Plaintiff Claudine Bhatti began working as a dental hygienist at defendant Boston University’s Dental Health Center in 2003.

The defendant’s alleged discrimination against the plaintiff began at the outset of her employment in 2003, when supervisor Jacqueline Needham told her she had to perform 30 minutes of unpaid setup time every morning in addition to her 40-hour work week. In contrast, the plaintiff claimed, the three white hygienists in the office were credited for their setup time as a part of their 40-hour weeks.

The plaintiff also claimed that a so-called unwritten rule allowed her white counterparts to take extended lunch breaks and leave up to 15 minutes early without having to submit a written request and without being charged sick or vacation time. But if the plaintiff wanted a similar deviation from her scheduled workday — an extended lunch or early departure — she had to file a written request, and Needham would deduct the time from the plaintiff’s bank of sick or vacation time.

In 2005, the plaintiff confronted Needham about the perceived disparities. Dr. Eyad Haidar, who was director of the center, was drawn into the dispute.

After the plaintiff’s confrontation with Needham and her follow-up with Haidar, the plaintiff said, management began retaliating against her. Specifically, she received written reprimands for infractions that were minor or did not occur at all, she said.

The plaintiff eventually filed suit in 2008 alleging discrimination, retaliation and a hostile work environment in violation of various federal laws.

The defendant answered and, in April 2010, filed a motion for summary judgment denying any discrimination, “but acknowledging that Bhatti had worked under less-than-stellar management.”

Massachusetts U.S. District Court Judge Richard G. Stearns granted the motion, holding that none of the plaintiff’s grievances, individually or in the aggregate, rose to the level of an adverse employment action necessary for her to succeed in her suit.

The judge further held that the defendant had presented evidence establishing that its management practices applied across the board to employees of all races and that the plaintiff failed to respond with adequate evidence of actual animus.

Interpersonal grievances

On appeal, the 1st Circuit found the plaintiff’s evidence insufficient to prove racial discrimination.

“The record reveals no scheduling disparity,” Thompson said. “[B]ecause there is no evidence in the record that Bhatti was ever actually denied a 10- to 15-minute early departure, such a nonexistent denial cannot support her discrimination claim.”

With regard to retaliation, Thompson said, the court had found in the past that a reprimand may constitute an adverse action, as in Billings v.
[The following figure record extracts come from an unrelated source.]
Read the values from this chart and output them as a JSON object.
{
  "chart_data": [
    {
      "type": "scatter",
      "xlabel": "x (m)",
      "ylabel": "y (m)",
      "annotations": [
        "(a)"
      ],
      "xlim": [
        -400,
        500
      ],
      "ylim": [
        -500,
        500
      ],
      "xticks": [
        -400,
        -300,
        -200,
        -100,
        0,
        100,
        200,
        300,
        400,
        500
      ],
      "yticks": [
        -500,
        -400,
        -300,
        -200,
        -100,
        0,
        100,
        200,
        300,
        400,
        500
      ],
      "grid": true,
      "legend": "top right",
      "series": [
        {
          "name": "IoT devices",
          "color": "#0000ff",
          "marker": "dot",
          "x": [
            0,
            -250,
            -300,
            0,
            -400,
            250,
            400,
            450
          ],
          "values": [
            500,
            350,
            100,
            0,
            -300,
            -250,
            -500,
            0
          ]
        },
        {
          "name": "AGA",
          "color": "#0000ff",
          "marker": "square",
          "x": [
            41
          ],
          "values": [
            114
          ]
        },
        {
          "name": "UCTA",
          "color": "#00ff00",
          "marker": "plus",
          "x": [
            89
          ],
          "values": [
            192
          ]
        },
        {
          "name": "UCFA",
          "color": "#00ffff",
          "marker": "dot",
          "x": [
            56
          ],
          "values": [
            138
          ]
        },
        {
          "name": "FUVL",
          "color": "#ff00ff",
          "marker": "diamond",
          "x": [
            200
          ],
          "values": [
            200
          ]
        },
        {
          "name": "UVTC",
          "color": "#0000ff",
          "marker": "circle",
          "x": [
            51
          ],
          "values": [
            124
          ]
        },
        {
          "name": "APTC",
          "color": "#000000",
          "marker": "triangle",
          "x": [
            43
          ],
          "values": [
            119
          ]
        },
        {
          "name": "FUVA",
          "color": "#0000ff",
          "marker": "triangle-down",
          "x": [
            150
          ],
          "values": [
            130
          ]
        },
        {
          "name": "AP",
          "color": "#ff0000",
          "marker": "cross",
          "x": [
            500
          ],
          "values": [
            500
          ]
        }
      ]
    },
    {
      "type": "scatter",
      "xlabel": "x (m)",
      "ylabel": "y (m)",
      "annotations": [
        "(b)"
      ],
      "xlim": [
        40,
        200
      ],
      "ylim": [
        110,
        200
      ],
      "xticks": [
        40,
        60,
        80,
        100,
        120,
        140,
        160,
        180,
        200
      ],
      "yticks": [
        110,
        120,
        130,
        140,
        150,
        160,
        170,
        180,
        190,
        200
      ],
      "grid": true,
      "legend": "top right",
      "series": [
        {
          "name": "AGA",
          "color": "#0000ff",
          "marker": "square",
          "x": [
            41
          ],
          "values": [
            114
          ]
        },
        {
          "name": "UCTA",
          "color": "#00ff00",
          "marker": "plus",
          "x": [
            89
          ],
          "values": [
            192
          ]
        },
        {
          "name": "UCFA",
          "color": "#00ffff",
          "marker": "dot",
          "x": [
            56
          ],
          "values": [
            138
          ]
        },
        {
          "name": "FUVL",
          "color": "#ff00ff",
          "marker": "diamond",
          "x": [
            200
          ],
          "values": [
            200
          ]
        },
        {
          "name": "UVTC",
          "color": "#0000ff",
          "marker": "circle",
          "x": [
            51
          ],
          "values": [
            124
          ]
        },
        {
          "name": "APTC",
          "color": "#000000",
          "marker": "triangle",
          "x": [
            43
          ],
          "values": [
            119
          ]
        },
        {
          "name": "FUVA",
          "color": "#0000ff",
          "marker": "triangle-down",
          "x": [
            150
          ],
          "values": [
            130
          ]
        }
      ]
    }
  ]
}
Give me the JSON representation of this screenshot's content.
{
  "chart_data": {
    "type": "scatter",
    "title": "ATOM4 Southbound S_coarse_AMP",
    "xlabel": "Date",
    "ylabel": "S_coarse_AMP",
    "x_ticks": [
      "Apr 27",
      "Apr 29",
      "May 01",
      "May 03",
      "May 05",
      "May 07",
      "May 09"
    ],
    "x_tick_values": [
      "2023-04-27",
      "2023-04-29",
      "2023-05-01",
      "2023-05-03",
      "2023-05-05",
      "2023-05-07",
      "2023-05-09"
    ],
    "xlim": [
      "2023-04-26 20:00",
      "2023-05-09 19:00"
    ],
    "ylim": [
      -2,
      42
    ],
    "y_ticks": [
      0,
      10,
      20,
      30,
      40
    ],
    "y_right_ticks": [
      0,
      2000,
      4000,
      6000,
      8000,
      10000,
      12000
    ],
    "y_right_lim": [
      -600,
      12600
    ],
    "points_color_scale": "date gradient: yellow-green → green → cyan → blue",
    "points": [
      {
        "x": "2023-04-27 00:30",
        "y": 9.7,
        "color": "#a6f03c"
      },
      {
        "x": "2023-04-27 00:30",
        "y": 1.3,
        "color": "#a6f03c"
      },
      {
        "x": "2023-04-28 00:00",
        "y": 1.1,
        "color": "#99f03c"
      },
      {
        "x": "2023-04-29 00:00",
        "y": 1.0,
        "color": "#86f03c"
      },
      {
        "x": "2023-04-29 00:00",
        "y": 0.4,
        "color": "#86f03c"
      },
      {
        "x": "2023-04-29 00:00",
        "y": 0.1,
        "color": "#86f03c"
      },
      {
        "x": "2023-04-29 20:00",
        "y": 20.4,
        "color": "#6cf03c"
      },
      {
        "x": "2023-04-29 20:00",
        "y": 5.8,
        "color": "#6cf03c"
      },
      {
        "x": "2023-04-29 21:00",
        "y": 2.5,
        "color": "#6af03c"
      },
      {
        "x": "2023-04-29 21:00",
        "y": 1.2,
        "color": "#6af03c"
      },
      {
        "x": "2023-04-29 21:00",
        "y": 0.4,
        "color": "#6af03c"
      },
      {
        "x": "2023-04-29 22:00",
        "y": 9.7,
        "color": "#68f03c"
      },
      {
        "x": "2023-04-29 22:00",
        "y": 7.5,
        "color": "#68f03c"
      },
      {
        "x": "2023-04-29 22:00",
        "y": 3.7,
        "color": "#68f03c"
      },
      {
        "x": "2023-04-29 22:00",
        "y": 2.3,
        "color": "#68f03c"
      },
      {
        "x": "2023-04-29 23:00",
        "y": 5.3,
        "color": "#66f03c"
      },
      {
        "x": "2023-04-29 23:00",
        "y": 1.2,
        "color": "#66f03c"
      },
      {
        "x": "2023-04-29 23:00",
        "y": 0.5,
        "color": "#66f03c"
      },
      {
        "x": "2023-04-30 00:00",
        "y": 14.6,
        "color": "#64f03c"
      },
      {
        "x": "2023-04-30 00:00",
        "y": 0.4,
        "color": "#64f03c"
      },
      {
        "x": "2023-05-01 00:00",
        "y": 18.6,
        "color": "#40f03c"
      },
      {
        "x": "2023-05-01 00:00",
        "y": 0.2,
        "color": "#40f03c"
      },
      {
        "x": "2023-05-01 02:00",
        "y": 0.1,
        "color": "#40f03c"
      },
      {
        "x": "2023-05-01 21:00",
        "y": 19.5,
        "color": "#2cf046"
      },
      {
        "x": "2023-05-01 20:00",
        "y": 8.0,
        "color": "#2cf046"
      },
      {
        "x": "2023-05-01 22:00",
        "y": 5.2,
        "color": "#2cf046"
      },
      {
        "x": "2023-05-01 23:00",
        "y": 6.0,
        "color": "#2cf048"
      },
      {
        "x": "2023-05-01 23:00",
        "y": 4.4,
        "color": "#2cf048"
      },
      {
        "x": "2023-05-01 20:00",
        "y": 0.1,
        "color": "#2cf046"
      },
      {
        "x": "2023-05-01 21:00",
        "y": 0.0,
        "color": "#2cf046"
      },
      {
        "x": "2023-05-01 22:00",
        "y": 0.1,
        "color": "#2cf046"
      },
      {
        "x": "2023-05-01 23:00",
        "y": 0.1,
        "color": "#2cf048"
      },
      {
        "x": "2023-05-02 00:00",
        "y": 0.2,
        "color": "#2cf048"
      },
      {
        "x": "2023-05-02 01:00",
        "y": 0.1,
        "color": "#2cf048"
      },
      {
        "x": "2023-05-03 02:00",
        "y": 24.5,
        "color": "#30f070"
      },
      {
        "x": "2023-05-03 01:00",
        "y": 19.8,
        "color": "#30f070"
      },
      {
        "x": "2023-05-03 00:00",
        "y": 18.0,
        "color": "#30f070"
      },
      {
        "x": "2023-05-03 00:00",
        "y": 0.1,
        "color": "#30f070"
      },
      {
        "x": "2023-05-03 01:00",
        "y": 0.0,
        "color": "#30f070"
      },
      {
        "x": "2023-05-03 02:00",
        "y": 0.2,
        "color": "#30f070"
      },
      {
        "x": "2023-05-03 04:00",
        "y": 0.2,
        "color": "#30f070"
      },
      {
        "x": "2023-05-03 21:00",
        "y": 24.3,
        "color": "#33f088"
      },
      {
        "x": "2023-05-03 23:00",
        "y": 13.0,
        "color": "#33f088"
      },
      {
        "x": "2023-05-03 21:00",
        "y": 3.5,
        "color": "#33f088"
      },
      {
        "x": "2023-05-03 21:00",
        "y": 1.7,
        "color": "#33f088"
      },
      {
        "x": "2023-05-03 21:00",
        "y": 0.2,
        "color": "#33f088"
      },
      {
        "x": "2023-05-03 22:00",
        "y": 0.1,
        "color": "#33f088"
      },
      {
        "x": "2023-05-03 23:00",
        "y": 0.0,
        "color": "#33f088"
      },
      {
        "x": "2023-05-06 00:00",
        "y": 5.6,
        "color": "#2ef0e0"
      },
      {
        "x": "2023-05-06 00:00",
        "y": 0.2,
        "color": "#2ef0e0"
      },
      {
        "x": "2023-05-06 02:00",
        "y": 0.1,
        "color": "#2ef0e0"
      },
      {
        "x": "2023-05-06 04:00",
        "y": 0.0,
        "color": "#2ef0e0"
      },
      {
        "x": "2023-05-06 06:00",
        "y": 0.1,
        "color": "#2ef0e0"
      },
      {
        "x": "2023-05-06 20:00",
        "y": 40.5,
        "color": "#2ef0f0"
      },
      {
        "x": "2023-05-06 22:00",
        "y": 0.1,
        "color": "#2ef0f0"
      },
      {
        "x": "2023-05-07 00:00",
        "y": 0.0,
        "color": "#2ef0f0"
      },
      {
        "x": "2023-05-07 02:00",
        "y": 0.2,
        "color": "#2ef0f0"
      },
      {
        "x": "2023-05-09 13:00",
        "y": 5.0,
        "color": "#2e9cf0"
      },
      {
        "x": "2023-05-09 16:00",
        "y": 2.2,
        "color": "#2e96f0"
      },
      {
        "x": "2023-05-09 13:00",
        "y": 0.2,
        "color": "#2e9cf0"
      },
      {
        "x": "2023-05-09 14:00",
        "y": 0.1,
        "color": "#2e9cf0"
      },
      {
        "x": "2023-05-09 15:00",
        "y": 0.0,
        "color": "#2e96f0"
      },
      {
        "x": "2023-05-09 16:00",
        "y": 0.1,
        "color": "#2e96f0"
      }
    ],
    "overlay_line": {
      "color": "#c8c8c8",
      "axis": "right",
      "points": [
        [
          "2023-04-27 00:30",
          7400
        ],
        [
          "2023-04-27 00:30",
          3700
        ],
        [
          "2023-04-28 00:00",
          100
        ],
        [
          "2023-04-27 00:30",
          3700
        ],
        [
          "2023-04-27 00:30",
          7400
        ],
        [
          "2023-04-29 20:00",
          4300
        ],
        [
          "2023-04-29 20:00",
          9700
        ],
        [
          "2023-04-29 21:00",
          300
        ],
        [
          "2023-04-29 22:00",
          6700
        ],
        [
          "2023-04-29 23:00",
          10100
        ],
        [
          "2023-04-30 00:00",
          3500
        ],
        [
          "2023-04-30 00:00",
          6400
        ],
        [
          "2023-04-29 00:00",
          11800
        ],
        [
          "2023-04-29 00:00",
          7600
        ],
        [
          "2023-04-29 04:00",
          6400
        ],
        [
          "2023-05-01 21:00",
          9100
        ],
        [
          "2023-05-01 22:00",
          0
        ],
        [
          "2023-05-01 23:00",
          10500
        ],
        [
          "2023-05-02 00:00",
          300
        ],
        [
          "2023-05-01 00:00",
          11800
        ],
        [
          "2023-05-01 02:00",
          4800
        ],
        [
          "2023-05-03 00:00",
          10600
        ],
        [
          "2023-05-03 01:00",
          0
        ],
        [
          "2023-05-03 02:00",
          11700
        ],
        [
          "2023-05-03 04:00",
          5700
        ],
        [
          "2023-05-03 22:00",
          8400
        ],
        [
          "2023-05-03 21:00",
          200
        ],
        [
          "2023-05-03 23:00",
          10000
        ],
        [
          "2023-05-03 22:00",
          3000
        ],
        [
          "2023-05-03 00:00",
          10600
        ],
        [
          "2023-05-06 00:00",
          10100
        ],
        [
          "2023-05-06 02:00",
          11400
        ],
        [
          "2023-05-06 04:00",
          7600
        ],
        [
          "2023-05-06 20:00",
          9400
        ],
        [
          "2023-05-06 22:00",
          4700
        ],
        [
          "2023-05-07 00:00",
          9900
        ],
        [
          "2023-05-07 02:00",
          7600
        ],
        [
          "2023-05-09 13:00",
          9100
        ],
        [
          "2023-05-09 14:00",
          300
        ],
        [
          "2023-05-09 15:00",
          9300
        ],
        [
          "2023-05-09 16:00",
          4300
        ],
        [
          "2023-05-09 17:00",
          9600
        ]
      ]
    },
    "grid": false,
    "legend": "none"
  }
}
Town of Grafton in 2008.

“[B]ut the reprimands at issue here are tamer beasts than the one in Billings,” Thompson said. “[E]ach was merely directed at correcting some workplace behavior that management perceived as needing correction; her working conditions were never altered except in the positive direction.”

The judge said the plaintiff “may well be right that these reprimands were undeserved — indeed, she presents enough evidence that we may safely presume her to be blameless (or nearly so) in each instance for summary judgment purposes — but a criticism that carries with it no consequences is not materially adverse and therefore not actionable.”

The 1st Circuit then addressed the plaintiff’s claim that the defendant subjected her to a racially-motivated hostile work environment in which she was reprimanded “for the slightest misstep and regularly belittled and mistreated by her supervisors.”

The court found it significant that the plaintiff pointed to no effect whatsoever on her work performance.

“True, she sought psychological counseling, but this is evidence of subjective offense at best,” Thompson said. “Objectively, the Center’s conduct here might have crossed the boundary from professional to unprofessional, but it never reached the level of abuse. And where a workplace objectively falls short of that ‘abusive’ high-water-mark, it cannot sustain a hostile-work-environment claim.”

In the end, the plaintiff succeeded only in showing “a litany of petty insults, vindictive behavior, and angry recriminations,” Thompson wrote. “As these are not actionable, we uphold the district court’s grant of summary judgment for the University on all claims.”